We need not feed off negative emotions and create bias towards polarized group perspectives. All negative emotions arise from fear, and people who are fearful are much easier to influence and manipulate than those who are in balance.


So in regards to what media we choose to consume we need to be discerning. We have the right to dictate when and how much we engage, examining the sources of news and information. In our community we have been writers and researchers, either on hard or social science subjects, for decades. We have learned that the truth is not always spoken by the loudest voices. In this disturbing new world of fake news and downright lies, it’s essential to follow the trail of words back to the source before making a decision on what to believe. Here are some tips:

  • Click away from the story to investigate the site, its mission and contacts
  • Do a quick search of the speaker/author… real? Credible?
  • Read beyond the headlines which are often sensational to generate clicks but don’t reflect the real story
  • Click the links on supporting sources, keep digging
  • Consult a fact-finding site
  • Check your biases and consider how your beliefs may be affecting your judgment

We’ve seen some slick, well produced fear-mongering videos which have no identification or search links, very fishy...

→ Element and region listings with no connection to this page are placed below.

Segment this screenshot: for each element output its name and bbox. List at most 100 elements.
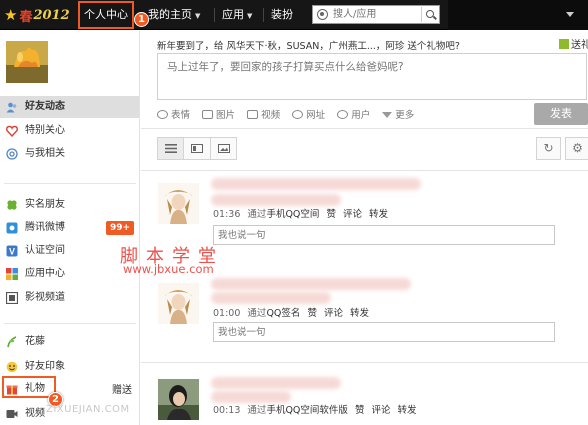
- friends-feed-icon: [6, 102, 17, 113]
- feed-meta: 00:13 通过手机QQ空间软件版 赞 评论 转发: [213, 402, 417, 416]
- comment-link[interactable]: 评论: [343, 209, 362, 220]
- tool-link[interactable]: 网址: [292, 107, 325, 121]
- sidebar-item-related-to-me[interactable]: 与我相关: [0, 143, 139, 165]
- feed-via: 通过: [247, 405, 267, 416]
- list-view-button[interactable]: [158, 138, 185, 159]
- sidebar-item-real-name-friends[interactable]: 实名朋友: [0, 194, 139, 216]
- sidebar-item-flower-vine[interactable]: 花藤: [0, 331, 139, 353]
- reply-box: [213, 322, 555, 342]
- forward-link[interactable]: 转发: [369, 209, 388, 220]
- feed-avatar[interactable]: [158, 183, 199, 224]
- image-icon: [202, 110, 214, 119]
- publish-button[interactable]: 发表: [534, 103, 588, 125]
- sidebar-item-verified-space[interactable]: V 认证空间: [0, 240, 139, 262]
- feed-source-link[interactable]: 手机QQ空间软件版: [266, 405, 347, 416]
- nav-dress-up[interactable]: 装扮: [271, 0, 293, 30]
- feed-source-link[interactable]: 手机QQ空间: [266, 209, 319, 220]
- link-icon: [292, 110, 304, 119]
- chevron-down-icon[interactable]: [566, 12, 574, 17]
- feed-avatar[interactable]: [158, 283, 199, 324]
- tool-label: 图片: [216, 110, 236, 121]
- feed-settings-button[interactable]: ⚙: [565, 137, 588, 160]
- tool-label: 更多: [395, 110, 415, 121]
- feed-time: 00:13: [213, 405, 241, 416]
- sidebar-item-friends-feed[interactable]: 好友动态: [0, 96, 139, 118]
- tool-video[interactable]: 视频: [247, 107, 280, 121]
- smile-face-icon: [6, 361, 18, 373]
- tool-mention-user[interactable]: 用户: [337, 107, 370, 121]
- card-view-icon: [191, 144, 204, 153]
- avatar-image: [6, 41, 48, 83]
- forward-link[interactable]: 转发: [350, 308, 369, 319]
- sidebar-item-film-channel[interactable]: 影视频道: [0, 287, 139, 309]
- more-icon: [382, 112, 393, 118]
- sidebar-item-label: 实名朋友: [25, 199, 65, 210]
- comment-link[interactable]: 评论: [371, 405, 390, 416]
- refresh-button[interactable]: ↻: [536, 137, 561, 160]
- send-gift-button[interactable]: 送礼: [559, 36, 588, 51]
- feed-view-switcher: [157, 137, 237, 160]
- blurred-feed-text: [211, 278, 411, 290]
- search-icon[interactable]: [421, 7, 437, 22]
- sidebar-item-friend-impressions[interactable]: 好友印象: [0, 356, 139, 378]
- avatar-image: [158, 379, 199, 420]
- section-divider: [141, 128, 588, 129]
- nav-personal-center[interactable]: 个人中心: [78, 1, 134, 29]
- sidebar-item-special-care[interactable]: 特别关心: [0, 120, 139, 142]
- nav-my-homepage[interactable]: 我的主页 ▼: [148, 0, 200, 30]
- feed-time: 01:36: [213, 209, 241, 220]
- search-input[interactable]: [333, 7, 423, 22]
- like-link[interactable]: 赞: [307, 308, 317, 319]
- avatar-image: [158, 183, 199, 224]
- feed-time: 01:00: [213, 308, 241, 319]
- tool-more[interactable]: 更多: [382, 107, 414, 121]
- tool-label: 视频: [261, 110, 281, 121]
- sidebar-item-label: 认证空间: [25, 245, 65, 256]
- send-gift-link[interactable]: 赠送: [112, 381, 132, 396]
- qzone-logo[interactable]: ★ 春 2012: [4, 4, 70, 26]
- section-divider: [141, 362, 588, 363]
- reply-input[interactable]: [214, 323, 554, 341]
- app-grid-icon: [6, 268, 18, 280]
- nav-apps[interactable]: 应用 ▼: [222, 0, 252, 30]
- at-icon: [6, 148, 18, 160]
- status-composer: [157, 53, 587, 100]
- like-link[interactable]: 赞: [326, 209, 336, 220]
- nav-apps-label: 应用: [222, 8, 244, 21]
- status-input[interactable]: [158, 54, 586, 99]
- nav-dress-up-label: 装扮: [271, 8, 293, 21]
- gift-icon: [559, 39, 569, 49]
- watermark-gray: ZIXUEJIAN.COM: [46, 404, 130, 415]
- logo-year: 2012: [33, 7, 70, 23]
- tool-label: 表情: [171, 110, 191, 121]
- svg-text:V: V: [9, 247, 15, 257]
- top-right-account-area[interactable]: [448, 0, 588, 30]
- feed-meta: 01:36 通过手机QQ空间 赞 评论 转发: [213, 206, 388, 220]
- chevron-down-icon: ▼: [195, 12, 201, 20]
- comment-link[interactable]: 评论: [324, 308, 343, 319]
- feed-via: 通过: [247, 209, 267, 220]
- card-view-button[interactable]: [184, 138, 211, 159]
- reply-input[interactable]: [214, 226, 554, 244]
- feed-source-link[interactable]: QQ签名: [266, 308, 300, 319]
- watermark-url: www.jbxue.com: [123, 262, 214, 276]
- forward-link[interactable]: 转发: [398, 405, 417, 416]
- gift-highlight-box: [2, 376, 56, 398]
- like-link[interactable]: 赞: [355, 405, 365, 416]
- sidebar-item-app-center[interactable]: 应用中心: [0, 263, 139, 285]
- sidebar-item-label: 特别关心: [25, 125, 65, 136]
- tool-image[interactable]: 图片: [202, 107, 235, 121]
- at-user-icon: [337, 110, 349, 119]
- avatar[interactable]: [6, 41, 48, 83]
- heart-icon: [6, 125, 18, 137]
- gift-reminder-notice: 新年要到了，给 风华天下·秋，SUSAN，广州燕工...，阿珍 送个礼物吧?: [157, 41, 460, 52]
- feed-avatar[interactable]: [158, 379, 199, 420]
- sidebar-item-tencent-weibo[interactable]: 腾讯微博 99+: [0, 217, 139, 239]
- video-icon: [6, 410, 18, 418]
- tool-label: 用户: [351, 110, 371, 121]
- tool-emoji[interactable]: 表情: [157, 107, 190, 121]
- verified-icon: V: [6, 245, 18, 257]
- photo-view-button[interactable]: [210, 138, 236, 159]
- sidebar-item-label: 应用中心: [25, 268, 65, 279]
- sidebar-item-label: 与我相关: [25, 148, 65, 159]
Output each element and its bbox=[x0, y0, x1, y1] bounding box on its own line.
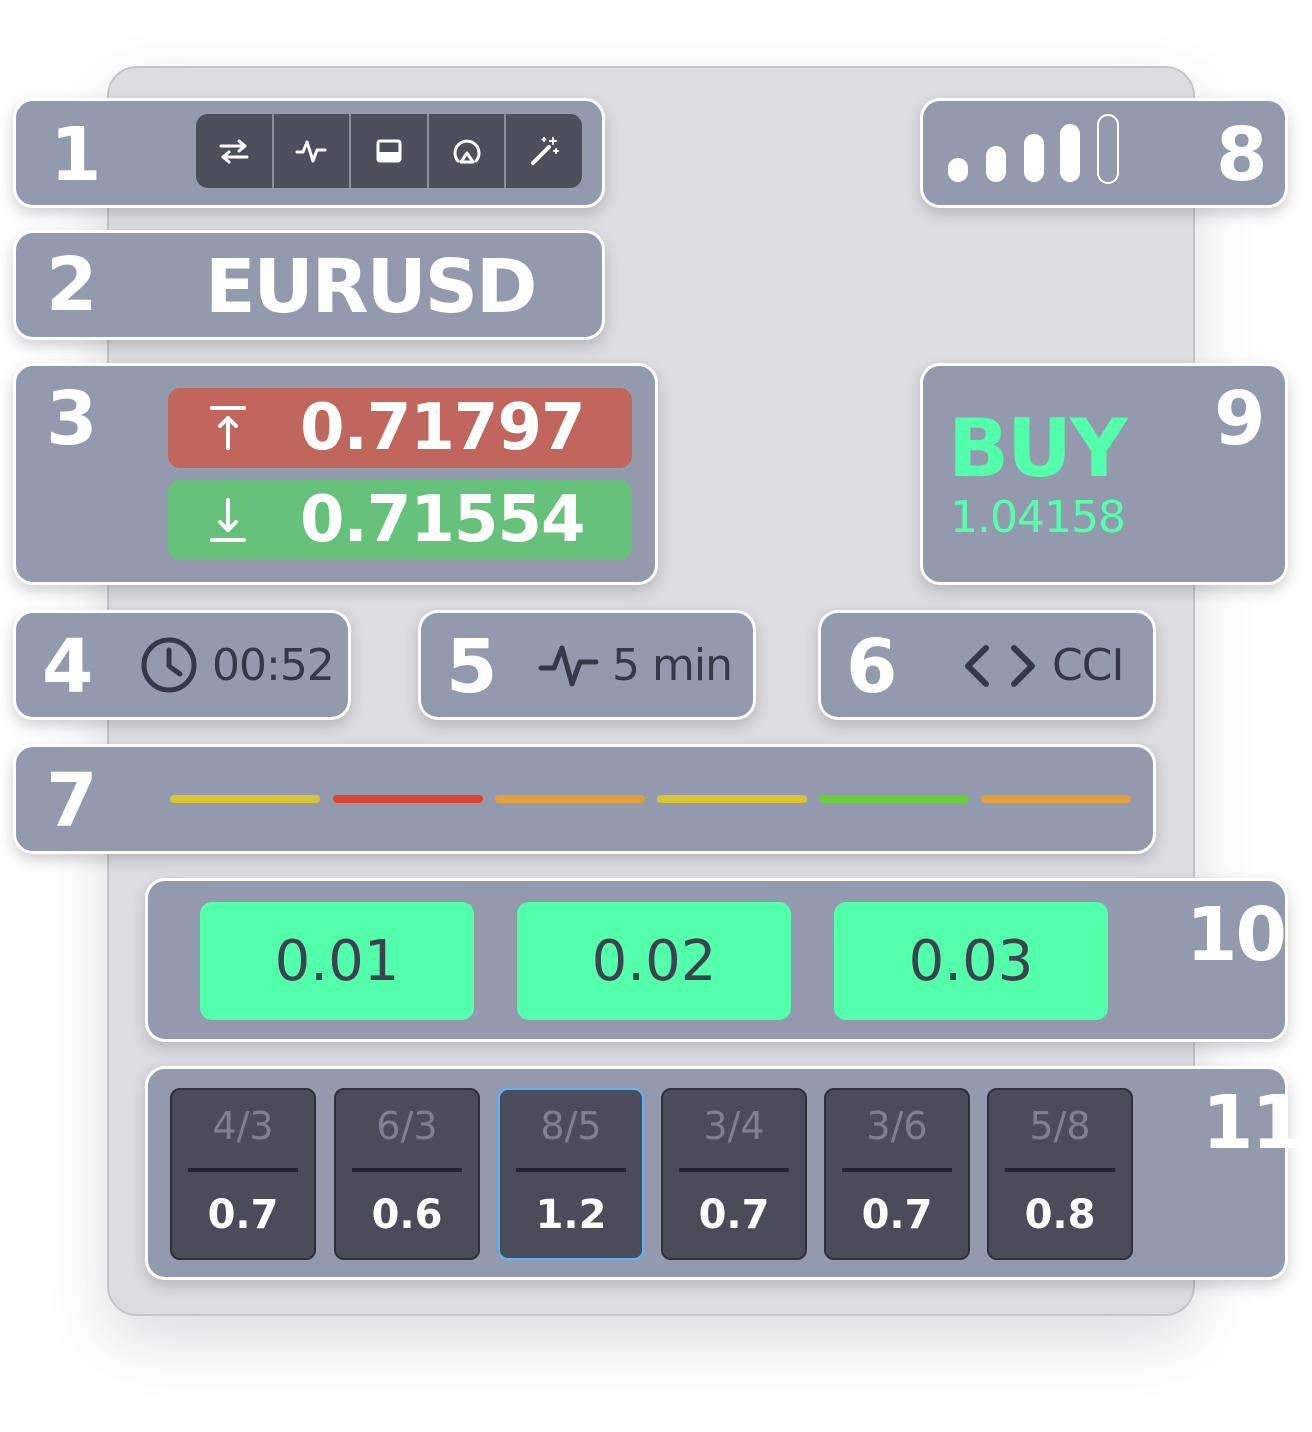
panel-number-4: 4 bbox=[42, 624, 93, 710]
strength-segment bbox=[657, 795, 807, 803]
ratio-card[interactable]: 3/4 0.7 bbox=[661, 1088, 807, 1260]
ratio-top: 4/3 bbox=[212, 1104, 274, 1148]
ratio-top: 5/8 bbox=[1029, 1104, 1091, 1148]
lower-level-value: 0.71554 bbox=[300, 483, 585, 557]
ratio-divider bbox=[1005, 1168, 1115, 1172]
ratio-bottom: 0.6 bbox=[371, 1192, 443, 1238]
panel-number-6: 6 bbox=[846, 624, 897, 710]
clock-icon bbox=[141, 637, 197, 693]
indicator-value: CCI bbox=[1052, 640, 1124, 691]
tool-bar bbox=[196, 114, 582, 188]
panel-number-2: 2 bbox=[46, 242, 97, 328]
magic-wand-icon bbox=[531, 137, 560, 165]
signal-bar bbox=[1060, 124, 1080, 182]
signal-bar bbox=[948, 158, 968, 182]
ratio-divider bbox=[352, 1168, 462, 1172]
strength-segment bbox=[495, 795, 645, 803]
tool-window[interactable] bbox=[351, 114, 429, 188]
ratio-card[interactable]: 3/6 0.7 bbox=[824, 1088, 970, 1260]
ratio-top: 3/4 bbox=[703, 1104, 765, 1148]
ratio-bottom: 0.8 bbox=[1024, 1192, 1096, 1238]
lot-button[interactable]: 0.01 bbox=[200, 902, 474, 1020]
ratio-top: 8/5 bbox=[540, 1104, 602, 1148]
lot-button[interactable]: 0.03 bbox=[834, 902, 1108, 1020]
gauge-icon bbox=[453, 139, 481, 164]
swap-arrows-icon bbox=[219, 139, 249, 164]
strength-segment bbox=[170, 795, 320, 803]
strength-segment bbox=[981, 795, 1131, 803]
window-icon bbox=[376, 139, 402, 163]
panel-number-5: 5 bbox=[446, 624, 497, 710]
strength-segment bbox=[333, 795, 483, 803]
ratio-bottom: 1.2 bbox=[535, 1192, 607, 1238]
panel-number-11: 11 bbox=[1202, 1080, 1303, 1166]
tool-gauge[interactable] bbox=[429, 114, 507, 188]
direction-price: 1.04158 bbox=[950, 492, 1126, 543]
direction-label: BUY bbox=[948, 402, 1128, 495]
panel-number-3: 3 bbox=[46, 376, 97, 462]
signal-bar bbox=[986, 146, 1006, 182]
code-brackets-icon bbox=[965, 645, 1035, 687]
ratio-bottom: 0.7 bbox=[861, 1192, 933, 1238]
ratio-bottom: 0.7 bbox=[698, 1192, 770, 1238]
signal-bar-empty bbox=[1097, 114, 1119, 184]
ratio-divider bbox=[516, 1168, 626, 1172]
ratio-top: 6/3 bbox=[376, 1104, 438, 1148]
tool-magic[interactable] bbox=[506, 114, 582, 188]
timer-value: 00:52 bbox=[212, 640, 335, 691]
strength-segment bbox=[819, 795, 969, 803]
ratio-card[interactable]: 5/8 0.8 bbox=[987, 1088, 1133, 1260]
signal-bar bbox=[1024, 134, 1044, 182]
ratio-bottom: 0.7 bbox=[207, 1192, 279, 1238]
arrow-up-to-line-icon bbox=[210, 406, 246, 450]
lot-button[interactable]: 0.02 bbox=[517, 902, 791, 1020]
upper-level-row[interactable]: 0.71797 bbox=[168, 388, 632, 468]
ratio-divider bbox=[188, 1168, 298, 1172]
lower-level-row[interactable]: 0.71554 bbox=[168, 480, 632, 560]
ratio-card-selected[interactable]: 8/5 1.2 bbox=[498, 1088, 644, 1260]
ratio-top: 3/6 bbox=[866, 1104, 928, 1148]
ratio-card[interactable]: 6/3 0.6 bbox=[334, 1088, 480, 1260]
upper-level-value: 0.71797 bbox=[300, 391, 585, 465]
ratio-divider bbox=[679, 1168, 789, 1172]
pulse-wave-icon bbox=[538, 645, 599, 687]
symbol-label: EURUSD bbox=[205, 244, 537, 330]
panel-number-9: 9 bbox=[1214, 376, 1265, 462]
timeframe-value: 5 min bbox=[612, 640, 733, 691]
ratio-divider bbox=[842, 1168, 952, 1172]
ratio-card[interactable]: 4/3 0.7 bbox=[170, 1088, 316, 1260]
tool-pulse[interactable] bbox=[274, 114, 352, 188]
tool-swap[interactable] bbox=[196, 114, 274, 188]
panel-number-8: 8 bbox=[1216, 112, 1267, 198]
arrow-down-to-line-icon bbox=[210, 498, 246, 542]
panel-number-10: 10 bbox=[1186, 892, 1287, 978]
panel-number-1: 1 bbox=[50, 112, 101, 198]
panel-number-7: 7 bbox=[46, 758, 97, 844]
pulse-wave-icon bbox=[295, 140, 327, 163]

Always remember the power of intention. Many of us have experienced how our positivity attracts more positive people and experiences to us. Negative intention, of course, will attract negative people and experiences. Multiply that by millions of people, and imagine the impact of that magnitude of energy.

And so now, especially in the context of the ‘healing’ community, it’s very important to build bridges to the light instead of succumbing to the darkness. One day when airports open and people can travel again they will return. We want Bali, and Ubud to remain a special place to visit for human connection, healing and harmonic resonance.